Grammy-winning singer Roberta Flack, whose work in classics like “The First Time Ever I Saw Your Face” and “Killing Me Softly with His Song” has been described as “rapturous, spellbinding mood music,” announced today through a representative that she has ALS and can no longer sing.
Amyotrophic lateral sclerosis is a progressive disease that famous figures such as Stephen Hawking, Lou Gherig and Charles Mingus have battled. ALS “has made it impossible to sing and not easy to speak,” her publicists said in a statement obtained by multiple outlets today. “But it will take a lot more than ALS to silence this icon.”
The statement continued: “Miss Flack plans to stay active in her musical and creative pursuits.” In fact, she has a children’s book do out next year.

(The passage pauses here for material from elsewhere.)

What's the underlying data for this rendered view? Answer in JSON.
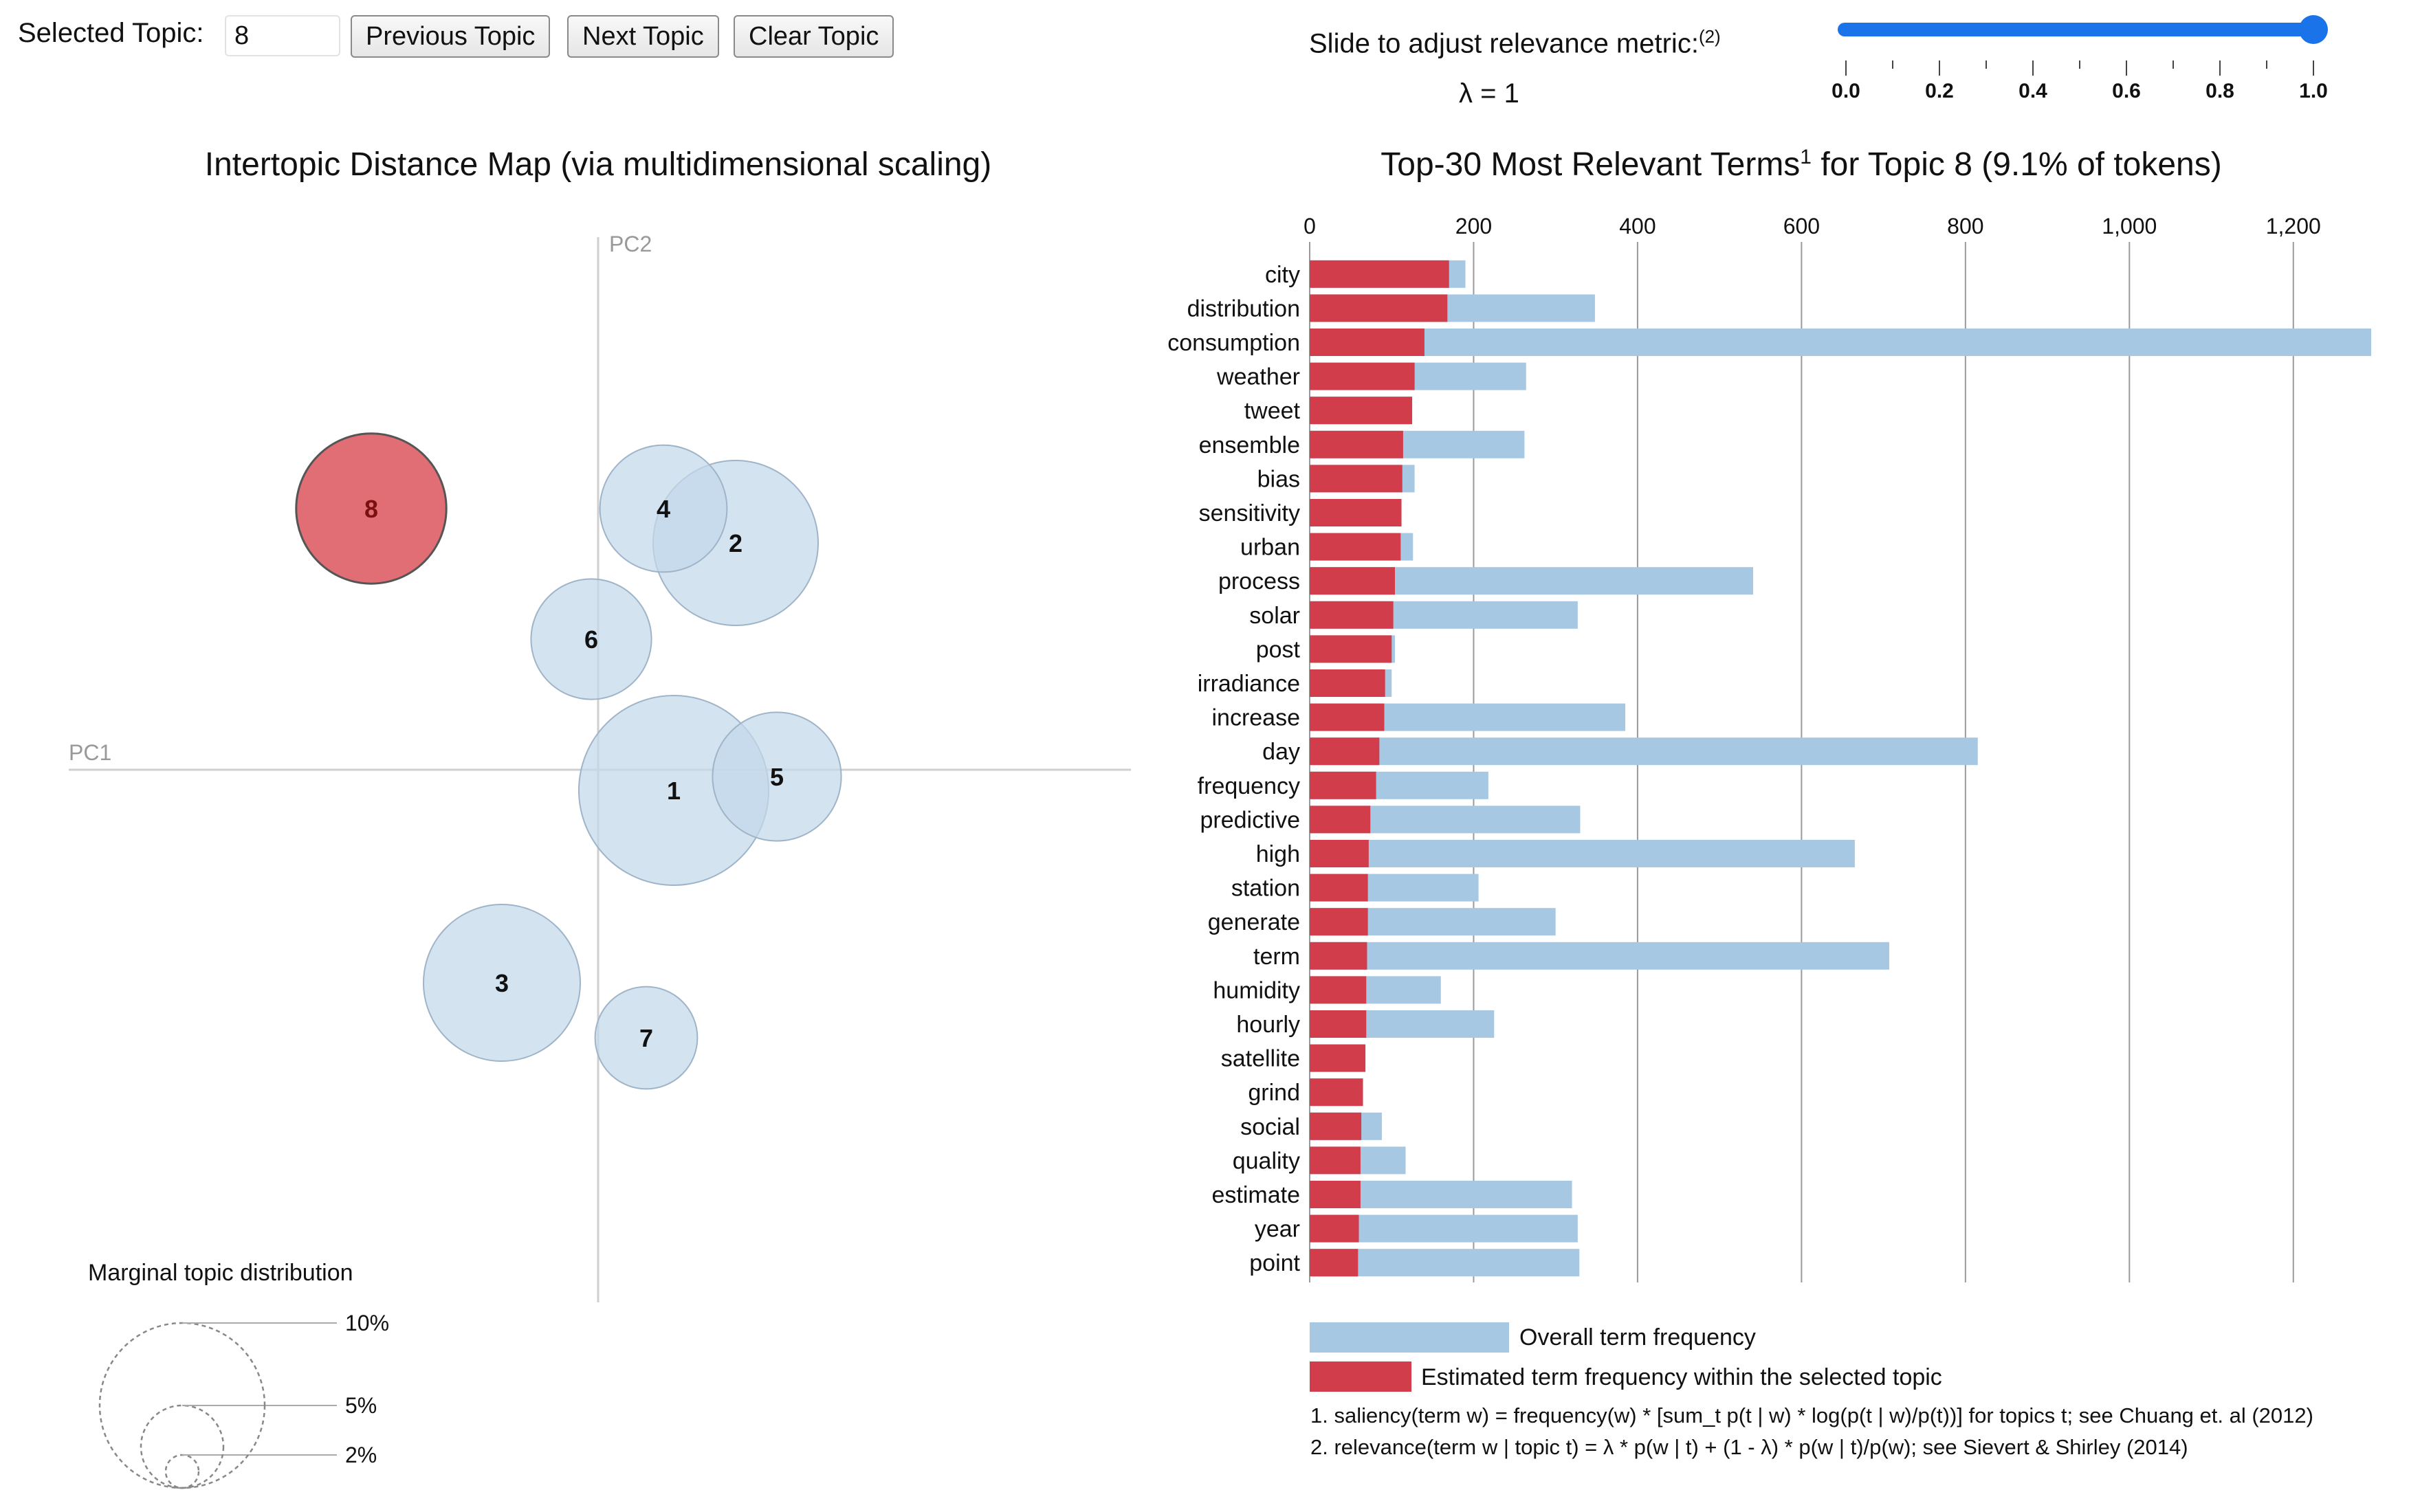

Flack, now 85, was the first artist to win the Grammy for Record of the Year in two consecutive years. She won in 1973 for “The First Time Ever I Saw Your Face” and in 1974 for “Killing Me Softly with His Song.”
A few years after singing with Atlantic, Flack’s records were not selling well. Then Clint Eastwood chose “The First Time Ever I Saw Your Face” for the soundtrack of his directorial debut Play Misty For Me (in which Eastwood played a Monterrey Bay-area disc jockey). The song became the biggest hit of the year for 1972, spending six consecutive weeks at No. 1 and earned Flack a Gold disc.

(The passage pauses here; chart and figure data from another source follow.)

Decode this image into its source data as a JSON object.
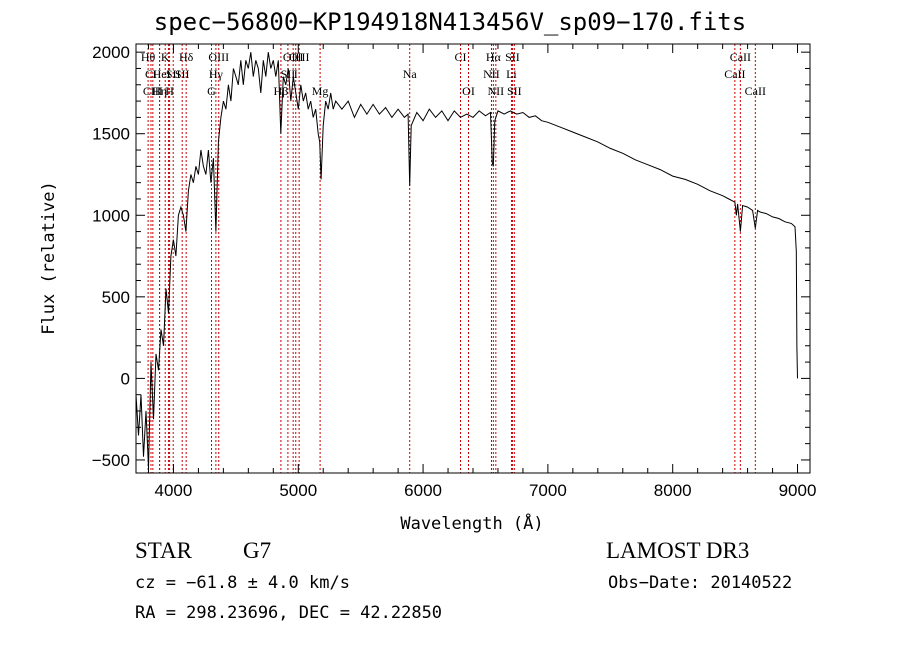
{
  "chart_data": {
    "type": "line",
    "title": "spec−56800−KP194918N413456V_sp09−170.fits",
    "xlabel": "Wavelength (Å)",
    "ylabel": "Flux (relative)",
    "xlim": [
      3700,
      9100
    ],
    "ylim": [
      -580,
      2050
    ],
    "x_ticks": [
      4000,
      5000,
      6000,
      7000,
      8000,
      9000
    ],
    "x_tick_labels": [
      "4000",
      "5000",
      "6000",
      "7000",
      "8000",
      "9000"
    ],
    "y_ticks": [
      -500,
      0,
      500,
      1000,
      1500,
      2000
    ],
    "y_tick_labels": [
      "−500",
      "0",
      "500",
      "1000",
      "1500",
      "2000"
    ],
    "series": [
      {
        "name": "spectrum",
        "points": [
          [
            3700,
            -100
          ],
          [
            3720,
            -350
          ],
          [
            3740,
            -100
          ],
          [
            3760,
            -480
          ],
          [
            3780,
            -200
          ],
          [
            3800,
            -550
          ],
          [
            3820,
            100
          ],
          [
            3840,
            -250
          ],
          [
            3860,
            150
          ],
          [
            3880,
            50
          ],
          [
            3900,
            300
          ],
          [
            3920,
            200
          ],
          [
            3940,
            550
          ],
          [
            3960,
            400
          ],
          [
            3980,
            750
          ],
          [
            4000,
            850
          ],
          [
            4020,
            750
          ],
          [
            4040,
            1000
          ],
          [
            4060,
            1050
          ],
          [
            4080,
            1000
          ],
          [
            4100,
            900
          ],
          [
            4120,
            1150
          ],
          [
            4140,
            1250
          ],
          [
            4160,
            1200
          ],
          [
            4180,
            1300
          ],
          [
            4200,
            1250
          ],
          [
            4220,
            1400
          ],
          [
            4240,
            1300
          ],
          [
            4260,
            1250
          ],
          [
            4280,
            1400
          ],
          [
            4300,
            1200
          ],
          [
            4320,
            1350
          ],
          [
            4340,
            900
          ],
          [
            4360,
            1450
          ],
          [
            4380,
            1600
          ],
          [
            4400,
            1700
          ],
          [
            4420,
            1650
          ],
          [
            4440,
            1800
          ],
          [
            4460,
            1700
          ],
          [
            4480,
            1900
          ],
          [
            4500,
            1850
          ],
          [
            4520,
            1800
          ],
          [
            4540,
            1950
          ],
          [
            4560,
            1800
          ],
          [
            4580,
            1950
          ],
          [
            4600,
            1900
          ],
          [
            4620,
            2000
          ],
          [
            4640,
            1850
          ],
          [
            4660,
            1950
          ],
          [
            4680,
            1900
          ],
          [
            4700,
            1750
          ],
          [
            4720,
            1950
          ],
          [
            4740,
            1850
          ],
          [
            4760,
            2000
          ],
          [
            4780,
            1900
          ],
          [
            4800,
            1950
          ],
          [
            4820,
            1850
          ],
          [
            4840,
            1950
          ],
          [
            4860,
            1500
          ],
          [
            4880,
            1850
          ],
          [
            4900,
            1800
          ],
          [
            4920,
            1900
          ],
          [
            4940,
            1700
          ],
          [
            4960,
            1850
          ],
          [
            4980,
            1750
          ],
          [
            5000,
            1650
          ],
          [
            5020,
            1800
          ],
          [
            5040,
            1700
          ],
          [
            5060,
            1750
          ],
          [
            5080,
            1650
          ],
          [
            5100,
            1700
          ],
          [
            5120,
            1600
          ],
          [
            5140,
            1650
          ],
          [
            5160,
            1500
          ],
          [
            5172,
            1450
          ],
          [
            5183,
            1220
          ],
          [
            5200,
            1550
          ],
          [
            5220,
            1700
          ],
          [
            5240,
            1650
          ],
          [
            5260,
            1750
          ],
          [
            5280,
            1650
          ],
          [
            5300,
            1700
          ],
          [
            5350,
            1650
          ],
          [
            5400,
            1700
          ],
          [
            5450,
            1600
          ],
          [
            5500,
            1680
          ],
          [
            5550,
            1620
          ],
          [
            5600,
            1680
          ],
          [
            5650,
            1620
          ],
          [
            5700,
            1660
          ],
          [
            5750,
            1600
          ],
          [
            5800,
            1650
          ],
          [
            5850,
            1600
          ],
          [
            5880,
            1620
          ],
          [
            5893,
            1180
          ],
          [
            5905,
            1550
          ],
          [
            5950,
            1630
          ],
          [
            6000,
            1580
          ],
          [
            6050,
            1650
          ],
          [
            6100,
            1600
          ],
          [
            6150,
            1640
          ],
          [
            6200,
            1580
          ],
          [
            6250,
            1640
          ],
          [
            6300,
            1600
          ],
          [
            6350,
            1620
          ],
          [
            6400,
            1600
          ],
          [
            6450,
            1640
          ],
          [
            6500,
            1610
          ],
          [
            6540,
            1630
          ],
          [
            6555,
            1320
          ],
          [
            6563,
            1300
          ],
          [
            6575,
            1580
          ],
          [
            6600,
            1640
          ],
          [
            6650,
            1620
          ],
          [
            6700,
            1640
          ],
          [
            6750,
            1620
          ],
          [
            6800,
            1630
          ],
          [
            6850,
            1600
          ],
          [
            6900,
            1610
          ],
          [
            6950,
            1580
          ],
          [
            7000,
            1570
          ],
          [
            7100,
            1540
          ],
          [
            7200,
            1510
          ],
          [
            7300,
            1480
          ],
          [
            7400,
            1450
          ],
          [
            7500,
            1410
          ],
          [
            7600,
            1380
          ],
          [
            7700,
            1340
          ],
          [
            7800,
            1310
          ],
          [
            7900,
            1280
          ],
          [
            8000,
            1240
          ],
          [
            8100,
            1220
          ],
          [
            8200,
            1190
          ],
          [
            8300,
            1150
          ],
          [
            8400,
            1120
          ],
          [
            8450,
            1100
          ],
          [
            8498,
            1080
          ],
          [
            8510,
            1000
          ],
          [
            8520,
            1070
          ],
          [
            8542,
            900
          ],
          [
            8560,
            1060
          ],
          [
            8600,
            1050
          ],
          [
            8640,
            1030
          ],
          [
            8662,
            920
          ],
          [
            8680,
            1030
          ],
          [
            8700,
            1020
          ],
          [
            8750,
            1010
          ],
          [
            8800,
            990
          ],
          [
            8850,
            980
          ],
          [
            8900,
            960
          ],
          [
            8950,
            950
          ],
          [
            8980,
            930
          ],
          [
            8990,
            780
          ],
          [
            8995,
            190
          ],
          [
            9000,
            0
          ]
        ]
      }
    ],
    "line_markers": [
      {
        "label": "Hθ",
        "x": 3797,
        "row": 1
      },
      {
        "label": "CI",
        "x": 3820,
        "row": 2
      },
      {
        "label": "CIII",
        "x": 3835,
        "row": 3
      },
      {
        "label": "He",
        "x": 3889,
        "row": 2
      },
      {
        "label": "Hη",
        "x": 3889,
        "row": 3
      },
      {
        "label": "K",
        "x": 3934,
        "row": 1
      },
      {
        "label": "I",
        "x": 3960,
        "row": 2
      },
      {
        "label": "H",
        "x": 3969,
        "row": 3
      },
      {
        "label": "SII",
        "x": 3998,
        "row": 2
      },
      {
        "label": "Hδ",
        "x": 4102,
        "row": 1
      },
      {
        "label": "SII",
        "x": 4070,
        "row": 2
      },
      {
        "label": "OIII",
        "x": 4363,
        "row": 1
      },
      {
        "label": "Hγ",
        "x": 4340,
        "row": 2
      },
      {
        "label": "G",
        "x": 4305,
        "row": 3
      },
      {
        "label": "OIII",
        "x": 4959,
        "row": 1
      },
      {
        "label": "SII",
        "x": 4917,
        "row": 2
      },
      {
        "label": "Hβ",
        "x": 4861,
        "row": 3
      },
      {
        "label": "OIII",
        "x": 5007,
        "row": 1
      },
      {
        "label": "I",
        "x": 4980,
        "row": 2
      },
      {
        "label": "Mg",
        "x": 5175,
        "row": 3
      },
      {
        "label": "Na",
        "x": 5893,
        "row": 2
      },
      {
        "label": "CI",
        "x": 6300,
        "row": 1
      },
      {
        "label": "OI",
        "x": 6364,
        "row": 3
      },
      {
        "label": "Hα",
        "x": 6563,
        "row": 1
      },
      {
        "label": "SII",
        "x": 6716,
        "row": 1
      },
      {
        "label": "NII",
        "x": 6548,
        "row": 2
      },
      {
        "label": "Li",
        "x": 6708,
        "row": 2
      },
      {
        "label": "NII",
        "x": 6583,
        "row": 3
      },
      {
        "label": "SII",
        "x": 6731,
        "row": 3
      },
      {
        "label": "CaII",
        "x": 8542,
        "row": 1
      },
      {
        "label": "CaII",
        "x": 8498,
        "row": 2
      },
      {
        "label": "CaII",
        "x": 8662,
        "row": 3
      }
    ]
  },
  "info": {
    "object_class": "STAR",
    "subclass": "G7",
    "survey": "LAMOST DR3",
    "cz": "cz = −61.8 ± 4.0 km/s",
    "obs_date": "Obs−Date: 20140522",
    "coords": "RA = 298.23696, DEC =  42.22850"
  },
  "colors": {
    "spectrum": "#000000",
    "marker_line": "#cc0000",
    "axes": "#000000"
  }
}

“Killing Me Softly with His Song,” appeared on the like-titled disc, Killing Me Softly, which became Flack’s biggest-selling album, eventually going double platinum.
The Fugees released their own version of the song — which they titled “Killing Me Softly” — on their 1996 debut album. With Lauryn Hill on vocals, the group’s take became an international hit, reaching number one on the U.S. Top 40.
In 2018, Flack was appearing at a benefit at the Apollo Theater when she took ill and left the stage. She was rushed to the Harlen Hospital Center. Her manager later announced that Flack had suffered a stroke years prior and still was not feeling well, but was “doing fine” and being kept overnight for observation.
Since at least 2017, Flack has often made appearances in a wheel chair.
Roberta, documentary about Flack’s life, is set to debut at DOCNYC on Thursday. It will air on the PBS staple American Masters on January 24. Flack, 85, also is releasing a children’s book in January.